Please, please pay attention.


Dianne Vapnek

In an attempt to slow life's quickening pace, I'm writing to share my personal perspective on the aging process, its dilemmas, the humorous self-deception, the insights and the adventure of it all. I spent the bulk of my time in beautiful Santa Barbara, CA, but manage to get to NYC a few times times a year. I've been a dancer/dance teacher and dance supporter almost all my life. For the past20years, I help create and produce a month-long creative residency in Santa Barbara for contemporary American choreographers and their dancers. It's been incredibly gratifying. This year, I decided it's time to retire! Big change. I also now spend several weeks a year in Kyoto Japan, residing for several weeks in the spring and the fall. I've been magnetically attracted to Japan for many years. Now I live out a dream to live there part-time.


  • Carol Palladini says:

    Thanks for your blog, Dianne. While I feel relief that we no longer live in SB, or the ranch in Ojai, I feel very sad for the beauty that has been burned. People will now rebuild with fireproof structures and roofs,and life will go on, though the sad memories of beloved homes will always be there.
    I wish you and yours health and happiness in the new year. Hugs, Carol

  • Ann Starck says:

    Please tell me have packed at least a “go” suitcase. The news last night (Mon) was scarier. Ann

  • Judi Miller Wallner says:

    Well said Dianne. I got off the phone with you and when I went to bed last night my mind went to our very old, dying and precariously balanced pine trees. We live in what is called “The Woods.” A fire would just rip through our neighborhood as in addition to the trees, many including us have wood shingle roofs. The threat to our survival in a country run by a mad man and the effects of global warming has made life reminiscent of childhood when we were taught to duck and cover under our desks. The sense of a threat permeated our lives and it still does. Tranquility feels a long ways away.

  • devapnek says:

    Thanks, Margaret. I hope you’re right. I can’t imagine how exhausting it must be to work the front lines of this fire. BTW, your paintings are beautiful!

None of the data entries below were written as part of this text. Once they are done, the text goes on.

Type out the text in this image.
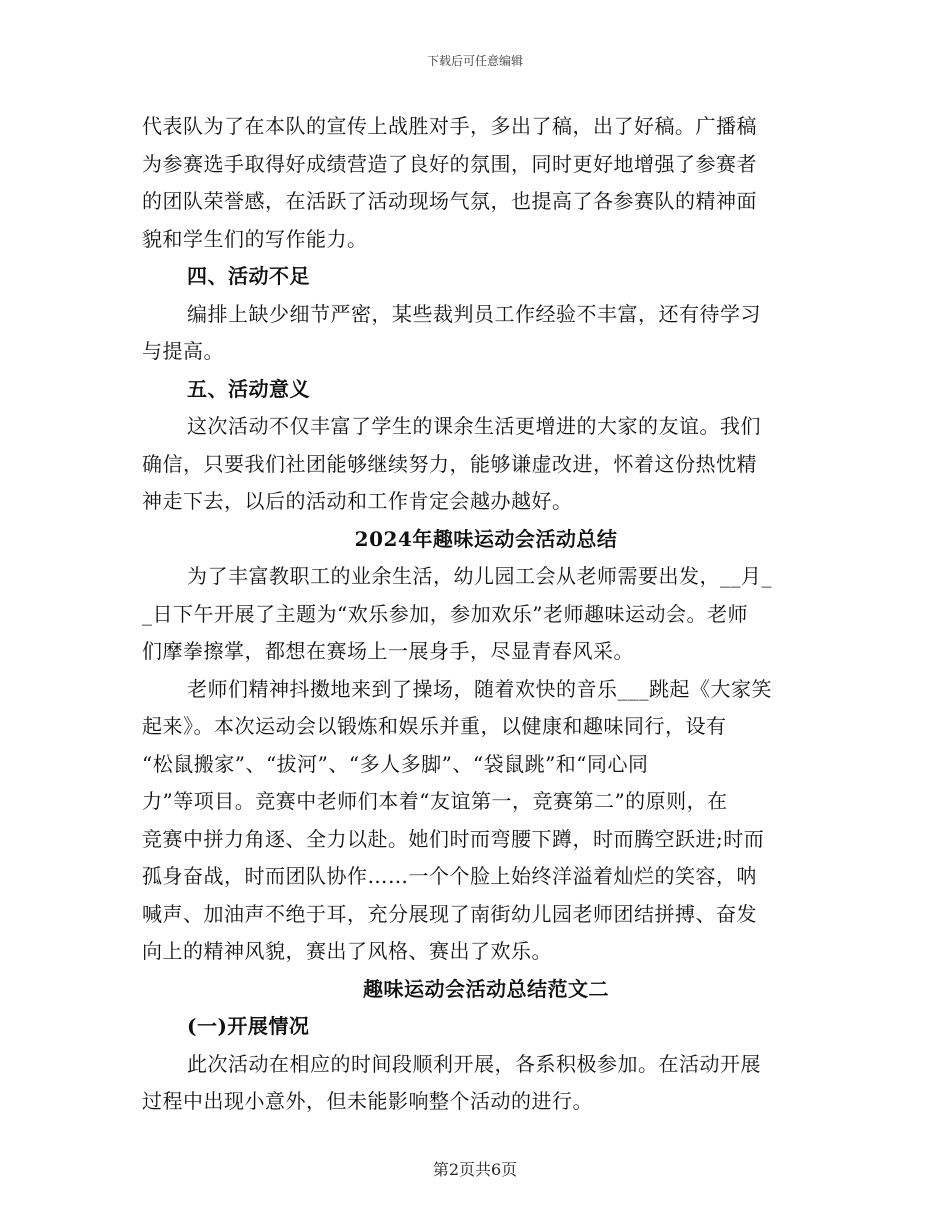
下载后可任意编辑
代表队为了在本队的宣传上战胜对手，多出了稿，出了好稿。广播稿
为参赛选手取得好成绩营造了良好的氛围，同时更好地增强了参赛者
的团队荣誉感，在活跃了活动现场气氛，也提高了各参赛队的精神面
貌和学生们的写作能力。
四、活动不足
编排上缺少细节严密，某些裁判员工作经验不丰富，还有待学习
与提高。
五、活动意义
这次活动不仅丰富了学生的课余生活更增进的大家的友谊。我们
确信，只要我们社团能够继续努力，能够谦虚改进，怀着这份热忱精
神走下去，以后的活动和工作肯定会越办越好。
2024年趣味运动会活动总结
为了丰富教职工的业余生活，幼儿园工会从老师需要出发，__月_
_日下午开展了主题为“欢乐参加，参加欢乐”老师趣味运动会。老师
们摩拳擦掌，都想在赛场上一展身手，尽显青春风采。
老师们精神抖擞地来到了操场，随着欢快的音乐___跳起《大家笑
起来》。本次运动会以锻炼和娱乐并重，以健康和趣味同行，设有
“松鼠搬家”、“拔河”、“多人多脚”、“袋鼠跳”和“同心同
力”等项目。竞赛中老师们本着“友谊第一，竞赛第二”的原则，在
竞赛中拼力角逐、全力以赴。她们时而弯腰下蹲，时而腾空跃进;时而
孤身奋战，时而团队协作……一个个脸上始终洋溢着灿烂的笑容，呐
喊声、加油声不绝于耳，充分展现了南街幼儿园老师团结拼搏、奋发
向上的精神风貌，赛出了风格、赛出了欢乐。
趣味运动会活动总结范文二
(一)开展情况
此次活动在相应的时间段顺利开展，各系积极参加。在活动开展
过程中出现小意外，但未能影响整个活动的进行。
第2页共6页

  • My brother and his family live in Ventura and they have been safe so far. I have never seen fires this late in the season 🙁 I am expecting my husband to be called on a security assignment at any point. My son-in-law just left today as part of a crew that does the chipping and clean-up after the fire goes through. People don’t realize how fast and furious these fires can move. The vegetation in So. Cal. actually “spits” balls of fire as it burns, my husband has been on enough fires to see how this occurs. Stay safe, hopefully there will be containment and some sense of normalcy soon.